I spent this whole weekend kayaking on the Hudson river up near West Point Military Academy. Most people think that kayaking is just sitting in a boat paddling away, but this weekend I learned that kayaking is much, much more. The truth is that my kayaking career began when I entered a triathlon that included a kayaking leg instead of the usual swim. That’s when I realized that there was something to this kayaking thing that I just didn’t understand. Being a strong endurance athlete I knew there was something wrong when I finished the kayaking leg of the race third from the last position, and I didn’t stop to rest at all during the kayaking leg. After that event I told myself that I would learn how to kayak correctly, and that led me into this weekend.
The first day of my training weekend was a 3-hour kayaking tour where we basically just went out and paddled around for 3 hours in the hot sun. Just being in the boat again was a learning experience.
The second day was a kayaking course. Maybe it was a bad idea, but I was so inspired by one of my CrossFit friends that I got up early to attempt 1-4 rep overhead squats before hopping in the car to make the trip back up the Palisades Highway toward West Point. (The overhead squats made me feel like a complete weakling, and I also learned that you should be training at a gym where it’s cool to drop weights from the overhead position if you’re going to be letting the weights crash to the floor on purpose.) Getting out of the car at the kayaking launch I could feel my tight prickly skin, caused by spending 3 hours in the sun the day before.
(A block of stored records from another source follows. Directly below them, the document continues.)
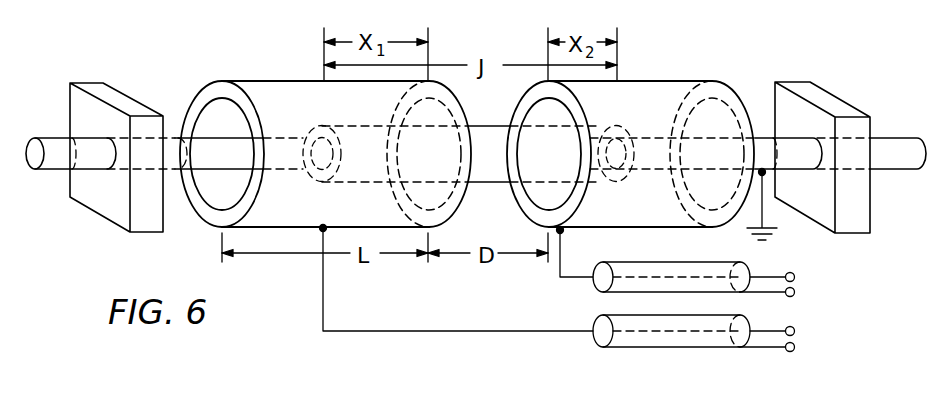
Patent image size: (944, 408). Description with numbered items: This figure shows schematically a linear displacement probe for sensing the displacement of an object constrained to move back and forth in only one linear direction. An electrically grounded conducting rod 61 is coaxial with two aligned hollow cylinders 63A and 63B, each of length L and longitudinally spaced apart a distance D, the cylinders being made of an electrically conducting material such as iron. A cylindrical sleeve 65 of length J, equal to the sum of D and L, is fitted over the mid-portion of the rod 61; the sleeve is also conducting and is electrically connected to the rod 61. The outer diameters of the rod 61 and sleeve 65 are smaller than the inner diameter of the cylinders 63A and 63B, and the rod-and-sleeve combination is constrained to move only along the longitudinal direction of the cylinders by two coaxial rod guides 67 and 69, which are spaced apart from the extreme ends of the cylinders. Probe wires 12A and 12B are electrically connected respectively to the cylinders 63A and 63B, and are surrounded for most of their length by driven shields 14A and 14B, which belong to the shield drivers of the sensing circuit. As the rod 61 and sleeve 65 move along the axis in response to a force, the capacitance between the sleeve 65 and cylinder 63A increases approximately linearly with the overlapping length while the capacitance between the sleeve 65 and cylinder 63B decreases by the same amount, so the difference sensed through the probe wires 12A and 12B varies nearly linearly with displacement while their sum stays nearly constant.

The conducting rod 61 is at (52, 173).
The hollow cylinder 63A is at (265, 81).
The hollow cylinder 63B is at (688, 67).
The cylindrical sleeve 65 is at (483, 125).
The coaxial rod guide 67 is at (829, 91).
The coaxial rod guide 69 is at (88, 82).
The probe wire 12A is at (798, 330).
The driven shield 14A is at (793, 352).
The probe wire 12B is at (798, 277).
The driven shield 14B is at (793, 302).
The course started with an overview (on land) of what we were going to learn during the day, and what we should always have with us when leading a group of kayakers.
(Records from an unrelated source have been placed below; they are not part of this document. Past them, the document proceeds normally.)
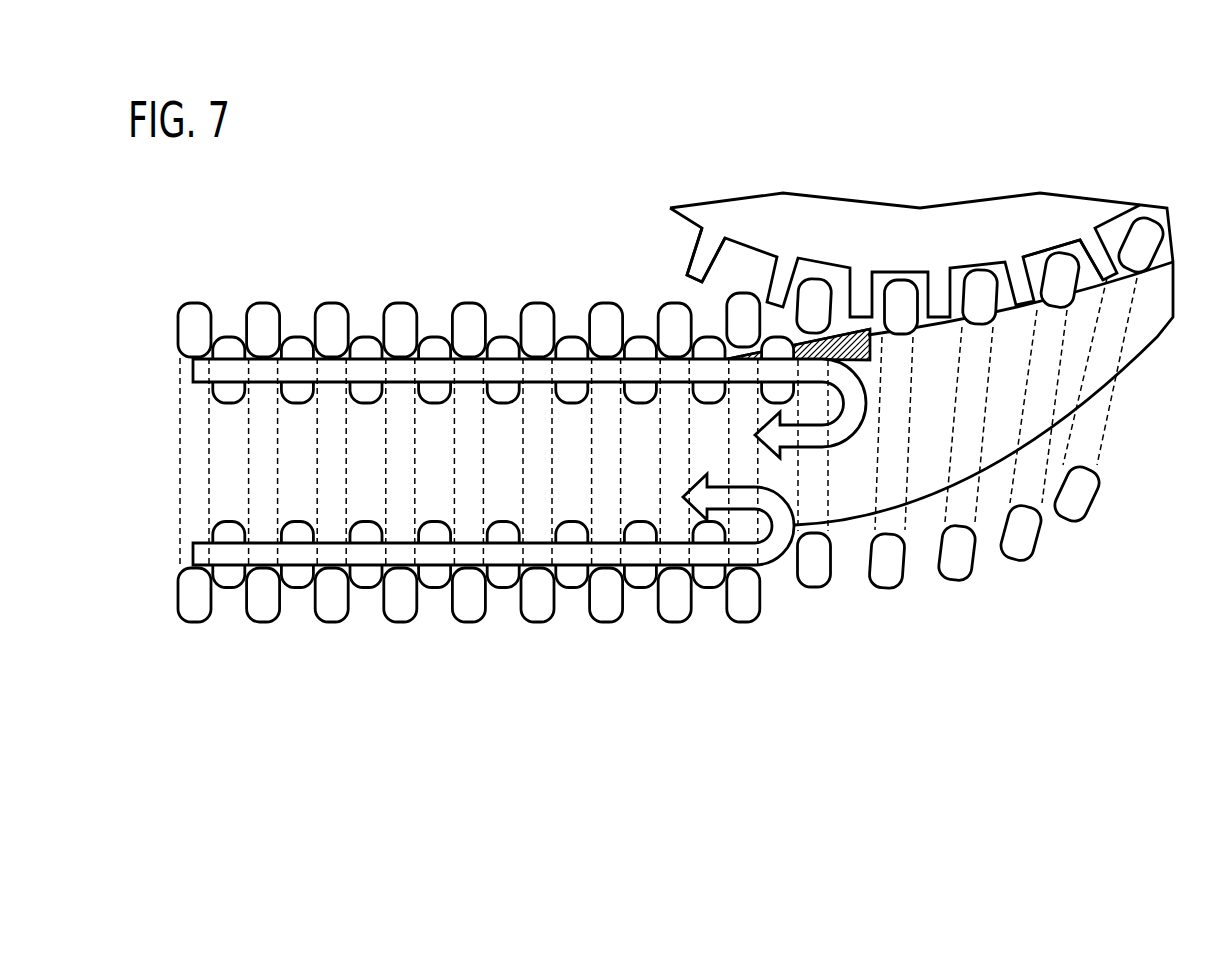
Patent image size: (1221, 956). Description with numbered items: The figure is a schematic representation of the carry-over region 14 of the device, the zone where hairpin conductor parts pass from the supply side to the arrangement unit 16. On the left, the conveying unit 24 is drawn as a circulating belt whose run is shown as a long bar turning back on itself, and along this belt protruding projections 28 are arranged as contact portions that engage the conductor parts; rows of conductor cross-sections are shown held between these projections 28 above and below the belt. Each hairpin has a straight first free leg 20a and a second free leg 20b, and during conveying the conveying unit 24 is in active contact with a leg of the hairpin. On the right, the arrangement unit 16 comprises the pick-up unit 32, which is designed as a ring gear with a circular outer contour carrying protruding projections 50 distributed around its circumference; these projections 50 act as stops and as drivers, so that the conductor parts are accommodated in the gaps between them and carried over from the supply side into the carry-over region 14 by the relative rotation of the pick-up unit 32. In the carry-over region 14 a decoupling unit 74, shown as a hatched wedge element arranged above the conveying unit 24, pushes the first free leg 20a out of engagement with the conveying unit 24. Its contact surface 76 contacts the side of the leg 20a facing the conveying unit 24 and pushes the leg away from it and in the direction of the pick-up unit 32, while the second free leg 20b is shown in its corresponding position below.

The carry-over region 14 is at (798, 250).
The arrangement unit 16 is at (944, 232).
The pick-up unit 32 is at (1063, 216).
The projections 50 is at (702, 250).
The first free leg 20a is at (817, 290).
The second free leg 20b is at (812, 580).
The conveying unit 24 is at (216, 370).
The projections 28 is at (366, 345).
The decoupling unit 74 is at (868, 343).
The contact surface 76 is at (862, 330).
Once we were out on the water we learned different strokes to keep the boat straight, turn the boat, stop the boat, reverse the boat, and move the boat sideways. You would think that these strokes could be learned just messing around, but it’s so much easier to learn with good instruction. We also learned wet exits and wet entries. This training was invaluable. The sun was hot, so when the instructor asked who wanted to get wet I jumped on the opportunity. The water felt great, and I learned how to get back into my kayak using the help of another kayaker (which is pretty easy once you know the technique). After learning these skills I would suggest that every kayaker take a course on how to do wet exits and entries. The confidence that I gained from knowing how to get someone back into his or her boat after dunking is great. After the 6 hour day was finished my muscles were burning, and I felt pumped to keep on learning more advanced kayaking skills in future courses!